To group by URL, you need a database or the like. Back to the same place.

I already have the logic for generic tab dedupe in place so I just ran it through. Deduping by URL would be something custom made for this particular dumps. Ideally they fix it upstream.

Data cleansing can be very time consuming and tedious.

meandmyhomies · 2023 年10 月 30 日 22:01

Keep in mind, URL is not unique. In other words, group by URL is not enough. It is a subtle but important issue. Several distinct URLs can point to the exact same article. It’s so frequent that it is ubiquitous. Essentially, a many(name)-to-one(article/entity)-to-many(URL) relationship. Then you throw in previous revisions into the raw json data. It is a mess.

Akira · 2023 年10 月 30 日 22:05

Thank you so much for all of your elaboration!

meandmyhomies · 2023 年10 月 30 日 22:09

Watch the duplicated data in this entry alone (Notice the timestamp and the redirects and categories shifting). Redirect = different URLs / Names for the SAME article content.

MDict_g8lGnJR6Ir

Akira · 2023 年10 月 30 日 22:11

It seems from your video that the url does not change at all :v

Akira · 2023 年10 月 30 日 22:20

@meandmyhomies

I have found 9651 duplicate url’s in the English Wiktionary. How many dups have you found in the English Wiktionary?
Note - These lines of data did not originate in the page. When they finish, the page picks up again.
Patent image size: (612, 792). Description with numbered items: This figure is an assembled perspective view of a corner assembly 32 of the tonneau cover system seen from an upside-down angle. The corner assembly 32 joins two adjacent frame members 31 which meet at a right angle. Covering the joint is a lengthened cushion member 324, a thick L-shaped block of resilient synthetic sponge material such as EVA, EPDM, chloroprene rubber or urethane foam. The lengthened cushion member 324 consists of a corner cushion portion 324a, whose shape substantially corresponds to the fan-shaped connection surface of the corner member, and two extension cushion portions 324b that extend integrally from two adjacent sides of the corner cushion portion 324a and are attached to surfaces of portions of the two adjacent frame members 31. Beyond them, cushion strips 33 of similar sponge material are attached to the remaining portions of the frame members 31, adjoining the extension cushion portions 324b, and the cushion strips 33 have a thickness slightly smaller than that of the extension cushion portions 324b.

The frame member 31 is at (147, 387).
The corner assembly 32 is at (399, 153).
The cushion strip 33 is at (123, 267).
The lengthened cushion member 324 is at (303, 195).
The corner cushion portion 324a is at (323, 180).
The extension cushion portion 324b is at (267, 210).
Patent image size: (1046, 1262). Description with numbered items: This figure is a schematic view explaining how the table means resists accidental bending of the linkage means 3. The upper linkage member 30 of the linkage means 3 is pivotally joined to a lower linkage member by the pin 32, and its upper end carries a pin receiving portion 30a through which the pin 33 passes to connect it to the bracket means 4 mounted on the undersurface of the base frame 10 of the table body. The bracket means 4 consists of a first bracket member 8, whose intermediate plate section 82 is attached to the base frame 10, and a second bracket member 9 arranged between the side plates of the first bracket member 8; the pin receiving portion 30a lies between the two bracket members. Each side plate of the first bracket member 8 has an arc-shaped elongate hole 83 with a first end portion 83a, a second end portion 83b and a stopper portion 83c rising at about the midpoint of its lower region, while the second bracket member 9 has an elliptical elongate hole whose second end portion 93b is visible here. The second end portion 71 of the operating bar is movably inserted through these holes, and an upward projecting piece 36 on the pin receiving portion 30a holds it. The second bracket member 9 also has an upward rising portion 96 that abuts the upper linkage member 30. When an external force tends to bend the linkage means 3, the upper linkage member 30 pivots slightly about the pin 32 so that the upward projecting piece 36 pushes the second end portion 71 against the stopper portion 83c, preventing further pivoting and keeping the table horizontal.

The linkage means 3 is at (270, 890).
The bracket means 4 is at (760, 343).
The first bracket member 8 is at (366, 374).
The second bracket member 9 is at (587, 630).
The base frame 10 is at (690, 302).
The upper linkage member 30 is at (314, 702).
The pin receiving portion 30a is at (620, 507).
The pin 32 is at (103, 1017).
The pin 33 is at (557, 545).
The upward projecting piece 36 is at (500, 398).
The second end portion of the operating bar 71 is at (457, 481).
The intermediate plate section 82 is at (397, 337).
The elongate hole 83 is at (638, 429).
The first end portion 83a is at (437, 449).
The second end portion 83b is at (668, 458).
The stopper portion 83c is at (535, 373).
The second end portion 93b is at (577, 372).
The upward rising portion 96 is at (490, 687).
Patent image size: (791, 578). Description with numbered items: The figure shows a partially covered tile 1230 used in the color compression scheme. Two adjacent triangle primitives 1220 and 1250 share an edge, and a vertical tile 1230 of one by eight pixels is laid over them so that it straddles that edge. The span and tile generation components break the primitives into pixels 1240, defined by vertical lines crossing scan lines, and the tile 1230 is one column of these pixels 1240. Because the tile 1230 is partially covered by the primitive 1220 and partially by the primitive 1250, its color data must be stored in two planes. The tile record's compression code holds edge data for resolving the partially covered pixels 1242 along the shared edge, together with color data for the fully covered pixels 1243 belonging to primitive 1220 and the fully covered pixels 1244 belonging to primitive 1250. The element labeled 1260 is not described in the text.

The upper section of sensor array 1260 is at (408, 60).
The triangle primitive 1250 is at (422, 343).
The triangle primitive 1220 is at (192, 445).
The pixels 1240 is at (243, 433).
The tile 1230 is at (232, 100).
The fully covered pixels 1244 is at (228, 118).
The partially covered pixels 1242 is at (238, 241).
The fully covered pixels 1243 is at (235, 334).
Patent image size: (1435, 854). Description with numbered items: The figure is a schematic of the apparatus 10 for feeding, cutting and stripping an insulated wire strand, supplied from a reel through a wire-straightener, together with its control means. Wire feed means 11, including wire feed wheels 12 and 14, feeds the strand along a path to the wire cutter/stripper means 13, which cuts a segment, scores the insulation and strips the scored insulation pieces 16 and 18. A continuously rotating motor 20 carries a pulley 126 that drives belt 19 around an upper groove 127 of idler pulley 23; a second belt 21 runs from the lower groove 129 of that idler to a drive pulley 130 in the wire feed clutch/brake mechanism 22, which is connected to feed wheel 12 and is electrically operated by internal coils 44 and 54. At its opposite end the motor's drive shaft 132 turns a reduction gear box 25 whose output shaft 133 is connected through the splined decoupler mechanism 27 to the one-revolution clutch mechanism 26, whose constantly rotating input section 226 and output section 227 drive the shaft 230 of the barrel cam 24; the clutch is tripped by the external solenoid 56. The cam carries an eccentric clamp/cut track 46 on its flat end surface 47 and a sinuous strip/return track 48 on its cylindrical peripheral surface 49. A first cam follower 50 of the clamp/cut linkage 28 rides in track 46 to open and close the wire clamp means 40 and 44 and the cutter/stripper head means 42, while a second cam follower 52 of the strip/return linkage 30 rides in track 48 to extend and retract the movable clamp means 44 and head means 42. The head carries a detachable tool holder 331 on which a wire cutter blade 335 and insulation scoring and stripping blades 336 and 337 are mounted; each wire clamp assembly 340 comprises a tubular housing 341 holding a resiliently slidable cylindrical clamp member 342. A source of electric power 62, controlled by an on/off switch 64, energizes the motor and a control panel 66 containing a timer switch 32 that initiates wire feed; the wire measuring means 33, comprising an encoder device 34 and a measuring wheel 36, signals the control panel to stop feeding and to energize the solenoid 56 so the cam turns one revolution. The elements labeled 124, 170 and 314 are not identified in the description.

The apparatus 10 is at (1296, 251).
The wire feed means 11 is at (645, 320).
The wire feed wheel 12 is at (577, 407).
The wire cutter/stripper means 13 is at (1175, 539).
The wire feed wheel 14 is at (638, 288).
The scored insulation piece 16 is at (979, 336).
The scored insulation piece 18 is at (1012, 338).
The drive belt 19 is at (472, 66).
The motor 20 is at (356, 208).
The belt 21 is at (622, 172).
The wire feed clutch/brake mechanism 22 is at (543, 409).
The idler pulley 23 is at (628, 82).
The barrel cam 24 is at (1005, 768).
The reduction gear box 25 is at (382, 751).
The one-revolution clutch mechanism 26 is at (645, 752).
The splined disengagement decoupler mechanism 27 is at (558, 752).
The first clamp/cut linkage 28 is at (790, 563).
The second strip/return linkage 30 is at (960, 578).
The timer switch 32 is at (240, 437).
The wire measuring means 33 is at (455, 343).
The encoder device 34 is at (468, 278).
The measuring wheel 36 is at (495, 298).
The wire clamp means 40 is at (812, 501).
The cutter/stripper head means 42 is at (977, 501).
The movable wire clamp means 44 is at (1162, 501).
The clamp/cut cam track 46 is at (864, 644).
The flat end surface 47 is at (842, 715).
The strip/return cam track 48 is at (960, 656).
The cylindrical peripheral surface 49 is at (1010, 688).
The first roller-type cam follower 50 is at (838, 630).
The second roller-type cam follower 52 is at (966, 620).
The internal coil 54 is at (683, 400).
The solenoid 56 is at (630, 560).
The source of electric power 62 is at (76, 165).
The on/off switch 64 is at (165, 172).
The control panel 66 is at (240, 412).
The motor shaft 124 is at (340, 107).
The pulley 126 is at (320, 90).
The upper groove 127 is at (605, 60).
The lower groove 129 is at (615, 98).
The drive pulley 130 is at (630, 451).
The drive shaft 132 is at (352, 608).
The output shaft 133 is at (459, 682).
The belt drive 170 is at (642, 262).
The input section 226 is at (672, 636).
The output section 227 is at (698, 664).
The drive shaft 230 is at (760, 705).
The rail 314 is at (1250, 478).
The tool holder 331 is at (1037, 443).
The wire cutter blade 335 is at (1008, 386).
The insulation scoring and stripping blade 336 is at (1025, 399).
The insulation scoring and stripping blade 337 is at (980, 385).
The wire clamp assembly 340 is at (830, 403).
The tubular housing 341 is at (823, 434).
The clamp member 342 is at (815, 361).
meandmyhomies · 2023 年10 月 30 日 22:23

Like I said, I don’t dedupe based on meta data. I only dedupe based on actual data (in units of tabs rather than the entire article). That is the only safe and sure way to dedupe. Any other method would not be complete (i.e. leaves identical copies everywhere) or safe (i.e. deletes contents which are not identical). In any case, half a million for a medium sized wikipedia is normal for this particular dumps set.

meandmyhomies · 2023 年10 月 30 日 22:24

Yes, because the name = url for each mdx entry we make. This is a mdx requirement. But the duplicate contents are everywhere inside of this mdx entry as you saw in the duplicated tab names (they are kept due to tab content being slightly different from each other).

Akira · 2023 年10 月 30 日 22:27

Thank you so much for your elaboration!

meandmyhomies · 2023 年10 月 30 日 22:29

No problems! I gone through this mess myself

Akira · 2023 年11 月 1 日 09:02

I guess the “single threaded database” you mentioned is sqlite3. I wonder why don’t you use cx_Oracle (or its new python-oracledb).

meandmyhomies · 2023 年11 月 1 日 09:14

Because it came built-in with python and already ready to run without any other dependencies. It’s actually far more than enough for everything but wiki mdx.

brightd · 2024 年1 月 7 日 13:07

m老师你好！
我一直在等待老师的维基系列，不知道英文，及中文维基百科哪一部是完整版，可以下载？英文版维基词典是完整版，可以下载吗？

meandmyhomies · 2024 年1 月 7 日 14:52

百科都完整了（元数据都处理了）
不建议用en字典（数据太差了）
最近做了20231220的，但是找不到放在哪里了，可能上传到百度了（一楼）

brightd · 2024 年1 月 7 日 15:39

这个是中文完整版吧（如是中文就OK了）？那么“EN20231020”还没有1.mdd, 2.mdd…特别想要英文版。根据您的建议英文词典就不要了。
谢谢！